To select all columns between two specific columns in a data frame, you can specify the names of the first and the last columns that you’d like to include.

data_colsRange = select(data, ptID:BMI)

This will give you all the columns in the example dataset between (and including) columns “ptID” and “BMI”.

You can also use the select() function to exclude one particular column in a data frame. For instance, if you want to retrieve all the measurements in the example dataset except for sleep hours, you can simply specify its column name with the !:

data_excludeCol = select(data, !`Sleep Hours`)
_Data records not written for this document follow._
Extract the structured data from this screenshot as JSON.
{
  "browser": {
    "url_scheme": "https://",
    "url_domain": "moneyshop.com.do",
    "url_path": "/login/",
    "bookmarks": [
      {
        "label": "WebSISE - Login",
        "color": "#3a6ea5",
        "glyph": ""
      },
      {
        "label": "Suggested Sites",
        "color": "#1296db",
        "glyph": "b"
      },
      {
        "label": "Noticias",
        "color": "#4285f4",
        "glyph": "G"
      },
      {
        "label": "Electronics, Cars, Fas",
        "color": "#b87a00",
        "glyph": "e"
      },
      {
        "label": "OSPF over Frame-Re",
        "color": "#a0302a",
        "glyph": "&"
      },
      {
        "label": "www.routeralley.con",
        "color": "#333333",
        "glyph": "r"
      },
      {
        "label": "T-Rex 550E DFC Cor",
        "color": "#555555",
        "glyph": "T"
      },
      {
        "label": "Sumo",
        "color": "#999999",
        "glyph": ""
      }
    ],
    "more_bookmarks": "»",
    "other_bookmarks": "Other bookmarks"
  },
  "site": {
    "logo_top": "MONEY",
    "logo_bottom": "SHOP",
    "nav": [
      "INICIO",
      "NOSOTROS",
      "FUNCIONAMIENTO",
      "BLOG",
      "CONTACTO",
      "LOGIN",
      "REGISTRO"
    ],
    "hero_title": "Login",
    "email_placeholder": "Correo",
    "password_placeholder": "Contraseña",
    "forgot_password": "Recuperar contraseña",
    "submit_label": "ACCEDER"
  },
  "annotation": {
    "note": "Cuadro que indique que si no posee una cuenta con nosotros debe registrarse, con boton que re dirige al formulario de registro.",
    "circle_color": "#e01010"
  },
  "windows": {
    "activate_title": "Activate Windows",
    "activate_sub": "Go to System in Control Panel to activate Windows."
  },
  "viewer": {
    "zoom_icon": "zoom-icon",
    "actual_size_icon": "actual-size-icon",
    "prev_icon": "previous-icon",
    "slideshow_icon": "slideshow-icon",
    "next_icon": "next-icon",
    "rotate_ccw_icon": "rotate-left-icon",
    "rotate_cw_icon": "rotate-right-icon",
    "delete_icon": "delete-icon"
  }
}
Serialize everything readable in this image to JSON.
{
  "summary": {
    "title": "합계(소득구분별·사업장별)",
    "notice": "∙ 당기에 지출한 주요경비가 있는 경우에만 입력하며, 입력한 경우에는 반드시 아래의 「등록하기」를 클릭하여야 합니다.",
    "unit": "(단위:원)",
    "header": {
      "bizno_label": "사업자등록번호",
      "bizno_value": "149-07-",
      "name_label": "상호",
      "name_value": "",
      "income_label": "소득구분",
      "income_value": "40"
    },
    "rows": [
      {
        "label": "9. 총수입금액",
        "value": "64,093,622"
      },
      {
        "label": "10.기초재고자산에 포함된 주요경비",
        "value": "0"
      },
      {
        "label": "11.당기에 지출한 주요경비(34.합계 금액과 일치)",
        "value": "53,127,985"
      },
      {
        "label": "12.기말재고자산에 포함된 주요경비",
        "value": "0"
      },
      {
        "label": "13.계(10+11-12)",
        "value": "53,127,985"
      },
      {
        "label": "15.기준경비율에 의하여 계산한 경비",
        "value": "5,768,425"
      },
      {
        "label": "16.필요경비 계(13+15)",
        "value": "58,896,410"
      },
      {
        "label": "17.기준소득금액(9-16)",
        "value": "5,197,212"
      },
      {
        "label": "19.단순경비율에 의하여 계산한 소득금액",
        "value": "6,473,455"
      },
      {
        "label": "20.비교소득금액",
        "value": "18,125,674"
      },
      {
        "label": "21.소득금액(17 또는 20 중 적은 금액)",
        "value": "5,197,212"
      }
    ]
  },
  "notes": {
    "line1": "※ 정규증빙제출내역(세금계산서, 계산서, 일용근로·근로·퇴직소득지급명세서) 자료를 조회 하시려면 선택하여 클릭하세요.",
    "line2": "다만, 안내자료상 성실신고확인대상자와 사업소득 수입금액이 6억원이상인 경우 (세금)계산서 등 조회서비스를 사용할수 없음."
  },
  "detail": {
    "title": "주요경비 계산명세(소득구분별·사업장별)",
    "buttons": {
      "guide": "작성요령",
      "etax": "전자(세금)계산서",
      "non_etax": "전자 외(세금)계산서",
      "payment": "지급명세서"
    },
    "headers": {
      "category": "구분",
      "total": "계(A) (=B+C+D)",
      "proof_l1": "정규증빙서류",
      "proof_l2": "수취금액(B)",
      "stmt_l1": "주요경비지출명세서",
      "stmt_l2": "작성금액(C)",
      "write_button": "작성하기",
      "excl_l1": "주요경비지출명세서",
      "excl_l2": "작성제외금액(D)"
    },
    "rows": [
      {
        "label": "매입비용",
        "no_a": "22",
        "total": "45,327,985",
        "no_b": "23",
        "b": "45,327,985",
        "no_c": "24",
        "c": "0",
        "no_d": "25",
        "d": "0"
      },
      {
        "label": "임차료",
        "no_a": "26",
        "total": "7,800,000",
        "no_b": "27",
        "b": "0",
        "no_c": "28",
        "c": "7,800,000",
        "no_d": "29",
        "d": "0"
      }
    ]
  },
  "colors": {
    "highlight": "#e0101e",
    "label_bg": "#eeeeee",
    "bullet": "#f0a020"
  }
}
If you want to get the first or the last number of rows from a data frame, use the slice_head() or slice_tail() function, respectively, and specify the number of rows you’d like to subset.

data_headRows = slice_head(data, n=5)
data_tailRows = slice_tail(data, n=5)

You can also randomly select rows from a data frame. This can be done with the slice_sample() function in dplyr package. For instance, if you want to get data from 10 patients that are randomly sampled from the 100 patients in the example dataset:

data_randomRows = slice_sample(data, n = 10)

Row selections can also be done based on the values of a particular variable in a data frame. For example, you can use the slice_min() function to extract data from the five patients with the lowest BMI:

data_lowBMI = slice_min(data, order_by = BMI, n=5)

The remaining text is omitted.